In the new South Africa, a rose by any other name does not necessarily smell as sweet...
So this guy got onto a plane heading off to Australia, and found a woman in the seat next to his. The woman was drop-dead gorgeous and typing busily on a laptop computer, not paying any attention to him, or to the stewardess asking her if she would like anything to eat or drink.
And eventually he plucked up the nerve and said, "Must be something important you're working on."
"Yes," she replied while continuing to type. "I am working on a research project for my Ph.D."
"What's the research about?" he wanted to know.
Her fingers flew on. "I am trying to determine which nationality has the longest male sex organ, and which has the widest."
"And what did you find?" he asked.
"The research is not yet conclusive," she said. "But so far, it appears that people from Iran have the longest, and Italians have the widest." She stopped typing and turned to him. "By the way I'm Clara."
"And I am Alfredo Rafsanjani," he replied.
Sometime in April, the Government Gazette recorded that Peggy Priscilla Erasmus changed her name, first to Peggy Priscilla Khumalo, and then to Nonhlanhla Peggy-Sue Khumalo.
Last Saturday, Peggy-Sue Khumalo was named Miss South Africa before a glittering crowd at Sun City.
In doing so, she picked up R165 000 cash, a sports car worth about R150 000, a holiday in Mexico, four business-class tickets to destinations of her choice, groceries worth R90 000, jewellery, cosmetics, a designer wardrobe and a townhouse in Johannesburg's northern suburbs for the duration of her reign.
And the question which now comes to mind is, would Peggy Priscilla Erasmus have been able to win the crown as easily as Nonhlanhla Peggy-Sue Khumalo?
There are probably going to be more people asking the same question before the weekend is out, because it cuts to the heart of an essential problem with our affirmative action drive.
Many years ago, friend and colleague Trevor Harris called on me at the Post newsroom. As the newsroom secretary announced his presence, editor David Wightman remarked to me with a smile: "When I hear a name like Trevor Harris, I expect to see a distinguished English gentlemen."
He was quite right.
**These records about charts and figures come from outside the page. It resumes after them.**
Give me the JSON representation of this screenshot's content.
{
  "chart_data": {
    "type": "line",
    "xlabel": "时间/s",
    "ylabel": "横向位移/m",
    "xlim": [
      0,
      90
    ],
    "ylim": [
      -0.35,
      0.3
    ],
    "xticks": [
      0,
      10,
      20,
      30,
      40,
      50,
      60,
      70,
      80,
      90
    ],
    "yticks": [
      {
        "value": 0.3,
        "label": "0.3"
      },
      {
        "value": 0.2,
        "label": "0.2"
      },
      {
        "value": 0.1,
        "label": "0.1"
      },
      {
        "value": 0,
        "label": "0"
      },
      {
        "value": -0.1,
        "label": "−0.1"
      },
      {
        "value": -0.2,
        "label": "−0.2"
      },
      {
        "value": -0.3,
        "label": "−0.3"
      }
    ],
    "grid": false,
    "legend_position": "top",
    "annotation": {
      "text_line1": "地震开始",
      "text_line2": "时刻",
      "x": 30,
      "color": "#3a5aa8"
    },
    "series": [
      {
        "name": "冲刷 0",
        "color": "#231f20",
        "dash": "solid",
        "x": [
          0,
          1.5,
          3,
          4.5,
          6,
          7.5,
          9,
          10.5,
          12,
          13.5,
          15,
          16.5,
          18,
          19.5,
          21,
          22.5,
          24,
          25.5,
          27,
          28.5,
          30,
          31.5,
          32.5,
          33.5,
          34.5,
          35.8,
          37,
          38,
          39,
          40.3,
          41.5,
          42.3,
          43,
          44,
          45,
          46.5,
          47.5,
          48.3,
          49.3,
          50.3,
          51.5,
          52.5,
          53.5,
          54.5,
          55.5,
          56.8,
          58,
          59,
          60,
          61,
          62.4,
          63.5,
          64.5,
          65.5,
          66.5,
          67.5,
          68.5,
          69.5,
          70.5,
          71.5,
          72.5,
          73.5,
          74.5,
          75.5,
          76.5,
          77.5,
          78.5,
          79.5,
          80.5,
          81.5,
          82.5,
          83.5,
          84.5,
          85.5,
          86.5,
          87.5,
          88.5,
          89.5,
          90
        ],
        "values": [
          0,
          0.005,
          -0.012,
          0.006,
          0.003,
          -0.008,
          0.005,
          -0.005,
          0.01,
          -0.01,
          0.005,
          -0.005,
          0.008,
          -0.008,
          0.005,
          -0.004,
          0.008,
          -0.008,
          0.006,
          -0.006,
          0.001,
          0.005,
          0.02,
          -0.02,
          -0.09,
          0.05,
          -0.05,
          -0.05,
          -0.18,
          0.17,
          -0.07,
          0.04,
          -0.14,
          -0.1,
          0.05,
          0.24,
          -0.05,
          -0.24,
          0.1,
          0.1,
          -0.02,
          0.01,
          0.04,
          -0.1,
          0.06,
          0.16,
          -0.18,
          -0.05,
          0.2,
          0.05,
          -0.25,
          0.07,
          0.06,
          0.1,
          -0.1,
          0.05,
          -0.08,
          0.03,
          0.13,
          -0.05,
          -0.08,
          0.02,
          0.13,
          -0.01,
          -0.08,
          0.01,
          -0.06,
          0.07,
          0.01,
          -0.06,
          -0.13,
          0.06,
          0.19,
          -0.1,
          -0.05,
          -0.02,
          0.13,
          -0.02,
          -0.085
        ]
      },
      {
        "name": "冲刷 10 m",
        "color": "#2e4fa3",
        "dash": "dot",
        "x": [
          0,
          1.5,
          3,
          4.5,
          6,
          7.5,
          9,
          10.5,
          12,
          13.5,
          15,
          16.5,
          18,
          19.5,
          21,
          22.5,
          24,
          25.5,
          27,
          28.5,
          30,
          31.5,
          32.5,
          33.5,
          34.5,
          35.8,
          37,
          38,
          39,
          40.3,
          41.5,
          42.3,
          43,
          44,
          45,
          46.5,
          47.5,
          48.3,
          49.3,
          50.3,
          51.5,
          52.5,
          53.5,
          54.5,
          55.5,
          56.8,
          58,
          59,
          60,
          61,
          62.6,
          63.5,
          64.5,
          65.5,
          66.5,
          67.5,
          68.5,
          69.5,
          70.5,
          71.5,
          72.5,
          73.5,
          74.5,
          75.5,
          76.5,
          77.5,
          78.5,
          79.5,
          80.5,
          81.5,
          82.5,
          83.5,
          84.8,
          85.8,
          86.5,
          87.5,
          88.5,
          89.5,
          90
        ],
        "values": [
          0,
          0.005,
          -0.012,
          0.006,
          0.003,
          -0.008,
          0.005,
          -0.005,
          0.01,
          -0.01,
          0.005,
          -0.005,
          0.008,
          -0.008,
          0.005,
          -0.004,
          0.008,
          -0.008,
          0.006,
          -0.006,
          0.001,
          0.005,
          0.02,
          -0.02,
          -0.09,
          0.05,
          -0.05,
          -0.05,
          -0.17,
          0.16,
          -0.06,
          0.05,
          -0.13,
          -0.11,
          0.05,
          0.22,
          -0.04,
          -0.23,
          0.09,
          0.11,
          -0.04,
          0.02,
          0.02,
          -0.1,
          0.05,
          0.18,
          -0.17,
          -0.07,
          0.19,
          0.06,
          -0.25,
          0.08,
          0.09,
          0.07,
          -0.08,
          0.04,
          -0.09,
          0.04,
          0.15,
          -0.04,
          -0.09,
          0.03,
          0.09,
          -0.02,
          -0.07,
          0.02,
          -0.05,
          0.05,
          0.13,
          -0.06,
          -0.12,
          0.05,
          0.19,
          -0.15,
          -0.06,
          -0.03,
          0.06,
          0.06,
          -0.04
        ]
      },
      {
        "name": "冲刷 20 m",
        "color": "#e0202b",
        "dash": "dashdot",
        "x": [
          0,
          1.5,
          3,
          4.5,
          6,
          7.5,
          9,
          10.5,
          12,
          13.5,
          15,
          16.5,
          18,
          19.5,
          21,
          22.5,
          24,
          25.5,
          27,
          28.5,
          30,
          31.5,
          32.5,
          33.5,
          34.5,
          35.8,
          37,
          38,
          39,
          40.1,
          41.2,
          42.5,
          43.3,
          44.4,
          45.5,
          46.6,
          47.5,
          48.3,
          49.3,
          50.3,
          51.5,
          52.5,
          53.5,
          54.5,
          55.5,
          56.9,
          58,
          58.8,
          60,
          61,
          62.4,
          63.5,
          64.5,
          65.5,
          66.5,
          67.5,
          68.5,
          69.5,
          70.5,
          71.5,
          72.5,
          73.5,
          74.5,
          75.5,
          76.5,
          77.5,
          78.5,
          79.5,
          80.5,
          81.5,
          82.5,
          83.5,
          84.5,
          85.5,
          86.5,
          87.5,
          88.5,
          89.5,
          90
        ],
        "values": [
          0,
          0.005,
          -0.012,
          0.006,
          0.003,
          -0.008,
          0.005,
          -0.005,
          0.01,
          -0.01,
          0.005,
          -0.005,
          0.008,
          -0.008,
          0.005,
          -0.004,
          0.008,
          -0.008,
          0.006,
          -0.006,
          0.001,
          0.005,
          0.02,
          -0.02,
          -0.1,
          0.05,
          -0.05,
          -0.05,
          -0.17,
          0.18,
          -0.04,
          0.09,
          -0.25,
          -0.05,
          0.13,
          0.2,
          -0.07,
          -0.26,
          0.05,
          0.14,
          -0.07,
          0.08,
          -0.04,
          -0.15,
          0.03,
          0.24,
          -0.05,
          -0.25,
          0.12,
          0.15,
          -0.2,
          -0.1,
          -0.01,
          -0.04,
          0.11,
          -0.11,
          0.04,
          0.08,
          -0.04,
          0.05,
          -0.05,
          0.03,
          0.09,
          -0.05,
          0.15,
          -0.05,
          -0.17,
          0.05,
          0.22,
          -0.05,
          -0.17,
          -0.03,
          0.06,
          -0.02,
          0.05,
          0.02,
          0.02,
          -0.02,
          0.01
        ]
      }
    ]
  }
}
Names have a powerful influence on the way in which we form pictures in our mind as to the people behind them.
David had no way of knowing that Trevor looked a lot like me -- Dravidian, with dark skin, jet black hair and beard, and (at the time) rather scruffy.
David had drawn a mental model of a "distinguished English gentleman" from his experience. This was not unreasonable. He had no way of knowing that Trevor's ancestor had been a Natal cane farm worker indentured to a man named Harris.
But problems kick in when the mental model associated with the name is used to make a decision as to what the person behind the name is all about.
So we've ended up with a rather ridiculous situation where people have changed their names to preemptively avoid unseen discrimination.
This was quite common among Indian South Africans until fairly recently, but it also happens around the world. A Jewish friend in the United States told me that "American-sounding" names were now preferred to to those that were overtly Hebrew. A Chinese friend changed her surname from Li to Lee.
The mental model conjured up for "Khumalo" is Zulu, black, former victim. The mental model for "Erasmus" is Afrikaaner, white, former oppressor.
Dangerous thinking? Only if I act upon it. But subconscious motivation can be powerful, and perhaps Peggy realised that and pulled off a preemptive strike that deserves applause.
Perhaps we should all change our surnames to Mandela. It will certainly make paging through a phone book more interesting.